Donna Marsh O’Connor writes in the Guardian
“There is a bungee cord tied around my waist, and it tethers me to Ground Zero. The bungee lets me move away, to live a happy life, but it always, always, at any given moment in time (an anniversary, a birthday, a political figure making use of 9/11), at any moment, that bungee can pull me back. It doesn’t let me forget for one single second that my existence has been forever changed.
This week, my husband told me about a talk he had with someone at my daughter’s funeral back in 2001. I had no recollection that the person had attended, so I relived the event, piecing through the moments, looking for this person. Did I see him? Did he talk to me? What else essential to my life in the world is gone? Over the course of the 15 years since, there are many vacancies in my memory. Gaps that emerge from grief.
When the Justice Against Sponsors of Terrorism Act (JASTA), which the Senate passed this week, was first conceived, it was to allow relatives of 9/11 victims to sue Saudi Arabia for damages in US courts – to bankrupt terrorism so that any entity that funded my daughter’s death would lack the capital to strike again. The bill still needs approval from the House, and the Obama administration has threatened to veto it. They shouldn’t.
Money matters. The primary function of courts is to uncover facts that point to truth. When Zacarias Moussaoui was tried as the 20th hijacker, family members were provided a written record of findings. The detail that has haunted me since my first reading: the hijackers wired back to the financiers any and all unused funds before they engaged in the slaughter.
The attacks also had indirect effects on the finances of an entire generation. On the day my daughter left earth, she left two brothers, and a nation in mourning. A nation tanked emotionally, morally and financially. Make no mistake about this: part of the demise of the economic prosperity that once characterized middle-class America comes from endless war and bottomless greed. This lawsuit would give back funds to the victims’ families – fiscal autonomy. I want that for my sons. I want them never to worry about their student loans, never to worry that they might want to study something, to do some good in the world.
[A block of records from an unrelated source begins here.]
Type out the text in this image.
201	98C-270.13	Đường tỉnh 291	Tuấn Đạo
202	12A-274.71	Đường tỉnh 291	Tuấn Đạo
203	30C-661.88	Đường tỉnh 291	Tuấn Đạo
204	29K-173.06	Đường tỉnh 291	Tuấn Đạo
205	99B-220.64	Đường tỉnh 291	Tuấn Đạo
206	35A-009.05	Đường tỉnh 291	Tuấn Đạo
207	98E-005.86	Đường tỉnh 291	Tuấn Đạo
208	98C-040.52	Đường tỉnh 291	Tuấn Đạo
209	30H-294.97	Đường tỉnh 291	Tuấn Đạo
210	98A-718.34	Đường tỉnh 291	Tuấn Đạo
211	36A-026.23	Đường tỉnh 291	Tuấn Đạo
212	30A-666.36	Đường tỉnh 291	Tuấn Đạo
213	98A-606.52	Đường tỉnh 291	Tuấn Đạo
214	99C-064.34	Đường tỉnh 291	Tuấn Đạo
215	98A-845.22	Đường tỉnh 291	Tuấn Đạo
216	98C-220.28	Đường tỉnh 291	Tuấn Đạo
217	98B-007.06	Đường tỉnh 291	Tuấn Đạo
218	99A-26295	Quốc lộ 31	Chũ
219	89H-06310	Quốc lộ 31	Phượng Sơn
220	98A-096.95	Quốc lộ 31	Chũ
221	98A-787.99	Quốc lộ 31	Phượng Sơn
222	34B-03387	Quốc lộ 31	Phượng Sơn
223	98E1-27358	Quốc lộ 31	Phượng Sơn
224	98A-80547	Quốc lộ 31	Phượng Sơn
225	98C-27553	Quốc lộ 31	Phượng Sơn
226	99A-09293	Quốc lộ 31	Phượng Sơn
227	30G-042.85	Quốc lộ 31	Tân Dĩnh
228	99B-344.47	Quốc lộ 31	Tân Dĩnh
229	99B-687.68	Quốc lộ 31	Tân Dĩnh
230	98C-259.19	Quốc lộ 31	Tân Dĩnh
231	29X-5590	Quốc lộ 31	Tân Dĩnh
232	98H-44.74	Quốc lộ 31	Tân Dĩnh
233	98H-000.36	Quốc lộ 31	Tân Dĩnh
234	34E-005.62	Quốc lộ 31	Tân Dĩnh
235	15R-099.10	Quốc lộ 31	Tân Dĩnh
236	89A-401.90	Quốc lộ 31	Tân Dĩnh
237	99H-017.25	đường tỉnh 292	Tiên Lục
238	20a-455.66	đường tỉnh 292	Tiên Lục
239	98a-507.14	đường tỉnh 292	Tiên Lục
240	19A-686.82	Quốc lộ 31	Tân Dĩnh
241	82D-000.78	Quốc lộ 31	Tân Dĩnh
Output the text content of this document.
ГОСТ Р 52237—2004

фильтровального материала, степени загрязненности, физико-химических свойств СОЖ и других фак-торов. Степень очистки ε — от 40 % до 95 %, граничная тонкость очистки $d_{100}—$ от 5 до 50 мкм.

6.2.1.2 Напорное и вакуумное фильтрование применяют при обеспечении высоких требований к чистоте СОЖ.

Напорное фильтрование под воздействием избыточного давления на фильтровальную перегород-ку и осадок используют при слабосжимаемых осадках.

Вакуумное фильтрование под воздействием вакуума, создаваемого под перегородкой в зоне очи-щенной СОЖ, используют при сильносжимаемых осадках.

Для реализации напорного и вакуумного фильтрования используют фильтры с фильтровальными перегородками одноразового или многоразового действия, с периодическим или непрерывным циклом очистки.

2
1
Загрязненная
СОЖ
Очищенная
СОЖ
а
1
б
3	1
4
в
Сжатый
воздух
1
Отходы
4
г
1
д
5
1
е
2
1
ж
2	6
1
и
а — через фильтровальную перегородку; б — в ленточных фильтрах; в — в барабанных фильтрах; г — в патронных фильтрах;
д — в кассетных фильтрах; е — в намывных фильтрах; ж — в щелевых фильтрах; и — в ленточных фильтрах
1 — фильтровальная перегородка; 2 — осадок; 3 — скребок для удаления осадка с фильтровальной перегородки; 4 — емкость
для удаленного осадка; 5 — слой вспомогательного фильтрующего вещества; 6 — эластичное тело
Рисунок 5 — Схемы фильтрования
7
And I want the Saudis, if they are found guilty, to pay. Because we come to this place, 15 bungeed years forward with the memory of the details we first heard as family members, details that came from lands far away, details that tied the Saudis to that wretched site.
I believe there will always be money for terrorism when there is a motive. I am under no illusions that this suit would bankrupt anything. But there should be justice meted out in courts, and those culpable for the manipulation of lives and deaths ought to pay, in every and any way possible.
Comfort comes not in empty promises of goods and services, but in the enactment of the American system of jurisprudence. Our family members and their murderers should meet in open court.”